Havalar, mevsim normallerinin üzerinde seyretmeye başladı.
Susuzluk her an kapıdan baktırabilir. Boşa akan sulara engel olalım. Damlayan muslukların contasını değiştirelim. Susuzluk, emin olun elektriksizlikten daha da vahimdir. Su hayattır, su temizliktir.
Rahmetli Sakıp Sabancı, "Su akar, Türk bakar." demiş. Adana Pozantı’dan dağlardan gelen suyu değerlendirmiş, boşa akan suyu ekonomiye kazandırmış. Bizler de boşa akan çeşmeleri kapatırsak, damlaya damlaya göl olan su birikintilerinin önüne geçersek susuzluğa bir nebze de olsa çare bulmuş oluruz.
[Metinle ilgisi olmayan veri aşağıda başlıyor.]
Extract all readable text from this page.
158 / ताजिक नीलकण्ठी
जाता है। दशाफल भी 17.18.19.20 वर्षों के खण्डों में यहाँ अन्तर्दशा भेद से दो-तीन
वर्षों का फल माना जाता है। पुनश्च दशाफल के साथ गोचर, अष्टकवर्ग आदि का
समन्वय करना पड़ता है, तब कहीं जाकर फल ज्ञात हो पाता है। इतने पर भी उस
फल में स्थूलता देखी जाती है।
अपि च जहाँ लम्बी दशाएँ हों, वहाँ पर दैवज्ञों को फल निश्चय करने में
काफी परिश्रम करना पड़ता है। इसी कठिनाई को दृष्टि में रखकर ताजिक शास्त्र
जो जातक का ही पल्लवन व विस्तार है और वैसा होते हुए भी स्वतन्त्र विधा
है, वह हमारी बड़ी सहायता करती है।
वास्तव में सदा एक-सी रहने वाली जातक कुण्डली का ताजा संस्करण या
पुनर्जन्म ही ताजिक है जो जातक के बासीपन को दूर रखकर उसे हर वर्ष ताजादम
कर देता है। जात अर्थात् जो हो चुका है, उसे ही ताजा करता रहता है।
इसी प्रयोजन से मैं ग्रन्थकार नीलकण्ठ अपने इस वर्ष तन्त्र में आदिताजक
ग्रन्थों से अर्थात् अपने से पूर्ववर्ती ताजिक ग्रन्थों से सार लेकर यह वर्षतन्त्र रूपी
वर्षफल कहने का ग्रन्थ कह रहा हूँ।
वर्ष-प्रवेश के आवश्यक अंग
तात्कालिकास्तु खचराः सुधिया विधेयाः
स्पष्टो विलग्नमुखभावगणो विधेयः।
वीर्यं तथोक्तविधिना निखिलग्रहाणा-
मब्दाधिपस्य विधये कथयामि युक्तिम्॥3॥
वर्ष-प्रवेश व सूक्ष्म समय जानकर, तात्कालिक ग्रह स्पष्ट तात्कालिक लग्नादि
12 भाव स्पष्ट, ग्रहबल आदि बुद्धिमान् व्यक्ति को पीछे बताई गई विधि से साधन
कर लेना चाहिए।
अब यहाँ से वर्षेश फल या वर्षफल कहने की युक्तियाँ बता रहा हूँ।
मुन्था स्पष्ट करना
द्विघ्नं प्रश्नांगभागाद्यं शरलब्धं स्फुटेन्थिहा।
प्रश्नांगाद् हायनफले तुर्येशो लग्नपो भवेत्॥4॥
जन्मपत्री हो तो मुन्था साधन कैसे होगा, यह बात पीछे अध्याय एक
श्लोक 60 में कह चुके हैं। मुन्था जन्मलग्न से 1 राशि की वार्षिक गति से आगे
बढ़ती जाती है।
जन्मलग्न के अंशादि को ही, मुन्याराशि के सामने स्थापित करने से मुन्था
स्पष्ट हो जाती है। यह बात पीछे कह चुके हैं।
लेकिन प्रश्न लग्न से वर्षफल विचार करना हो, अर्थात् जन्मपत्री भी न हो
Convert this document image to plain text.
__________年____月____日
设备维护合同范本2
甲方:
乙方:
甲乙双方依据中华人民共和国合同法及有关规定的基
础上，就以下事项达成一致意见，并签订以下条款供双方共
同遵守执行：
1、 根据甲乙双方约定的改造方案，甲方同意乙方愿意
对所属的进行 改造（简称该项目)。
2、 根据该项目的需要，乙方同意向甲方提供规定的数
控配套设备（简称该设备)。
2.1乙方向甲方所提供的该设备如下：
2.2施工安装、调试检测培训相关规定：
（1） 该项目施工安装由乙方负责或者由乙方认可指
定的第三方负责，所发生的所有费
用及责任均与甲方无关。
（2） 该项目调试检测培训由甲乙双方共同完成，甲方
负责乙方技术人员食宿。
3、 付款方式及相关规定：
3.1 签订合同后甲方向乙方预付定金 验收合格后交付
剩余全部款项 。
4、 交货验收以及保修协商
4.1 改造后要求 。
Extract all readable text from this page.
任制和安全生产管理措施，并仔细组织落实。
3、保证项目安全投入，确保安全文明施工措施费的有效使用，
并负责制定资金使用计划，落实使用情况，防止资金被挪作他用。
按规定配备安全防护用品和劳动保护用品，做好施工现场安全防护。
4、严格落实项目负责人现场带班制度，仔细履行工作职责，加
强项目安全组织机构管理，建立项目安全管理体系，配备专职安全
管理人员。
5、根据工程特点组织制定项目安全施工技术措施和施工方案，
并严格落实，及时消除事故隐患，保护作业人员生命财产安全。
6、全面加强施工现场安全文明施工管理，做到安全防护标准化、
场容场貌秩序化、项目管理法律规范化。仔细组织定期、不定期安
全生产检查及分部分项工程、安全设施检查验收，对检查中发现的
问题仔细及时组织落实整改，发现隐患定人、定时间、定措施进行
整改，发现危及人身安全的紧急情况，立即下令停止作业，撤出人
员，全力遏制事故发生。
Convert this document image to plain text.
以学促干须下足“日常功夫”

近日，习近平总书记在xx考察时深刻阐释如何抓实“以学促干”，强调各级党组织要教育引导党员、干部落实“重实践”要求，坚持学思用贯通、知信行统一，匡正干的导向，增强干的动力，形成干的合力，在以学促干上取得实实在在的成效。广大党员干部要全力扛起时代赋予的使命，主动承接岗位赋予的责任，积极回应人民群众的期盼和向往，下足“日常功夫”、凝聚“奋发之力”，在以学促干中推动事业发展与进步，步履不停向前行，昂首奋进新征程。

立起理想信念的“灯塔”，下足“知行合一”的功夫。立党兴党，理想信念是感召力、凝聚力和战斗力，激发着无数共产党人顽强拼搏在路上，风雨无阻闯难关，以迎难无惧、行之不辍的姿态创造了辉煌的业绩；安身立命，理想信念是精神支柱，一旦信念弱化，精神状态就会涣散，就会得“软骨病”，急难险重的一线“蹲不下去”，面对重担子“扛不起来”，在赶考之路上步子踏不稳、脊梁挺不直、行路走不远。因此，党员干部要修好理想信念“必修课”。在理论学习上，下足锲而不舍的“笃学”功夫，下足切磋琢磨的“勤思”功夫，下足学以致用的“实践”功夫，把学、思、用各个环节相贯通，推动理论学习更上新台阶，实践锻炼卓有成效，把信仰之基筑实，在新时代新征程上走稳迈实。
Bir gün bile susuzluğa tahammülümüz yok. Su varsa hayat var.
Dahası, bütün gün sokaklarda, caddelerde geziyoruz. İster yaya ister araçla... Nerede bir su akıntısı, nerede bir su birikintisi varsa — hele ki yağmursuz günlerde — bir bakın: Su hatlarında ya da abonelerde boru patlamış olabilir.
Yapacağınız tek şey, 185’i arayıp kayıt bırakmak.
Tek başına yapılacak küçük bir mücadele bile susuzluğa karşı önemli bir tedbirdir.
Sabancı’nın dediği gibi: "Su akar, Türk bakar." Ama o, boşa akan suyun önüne tesis kurdu.
Boşa akan suya bakmayalım, 185’i arayalım. Susuz günler yaşamayalım.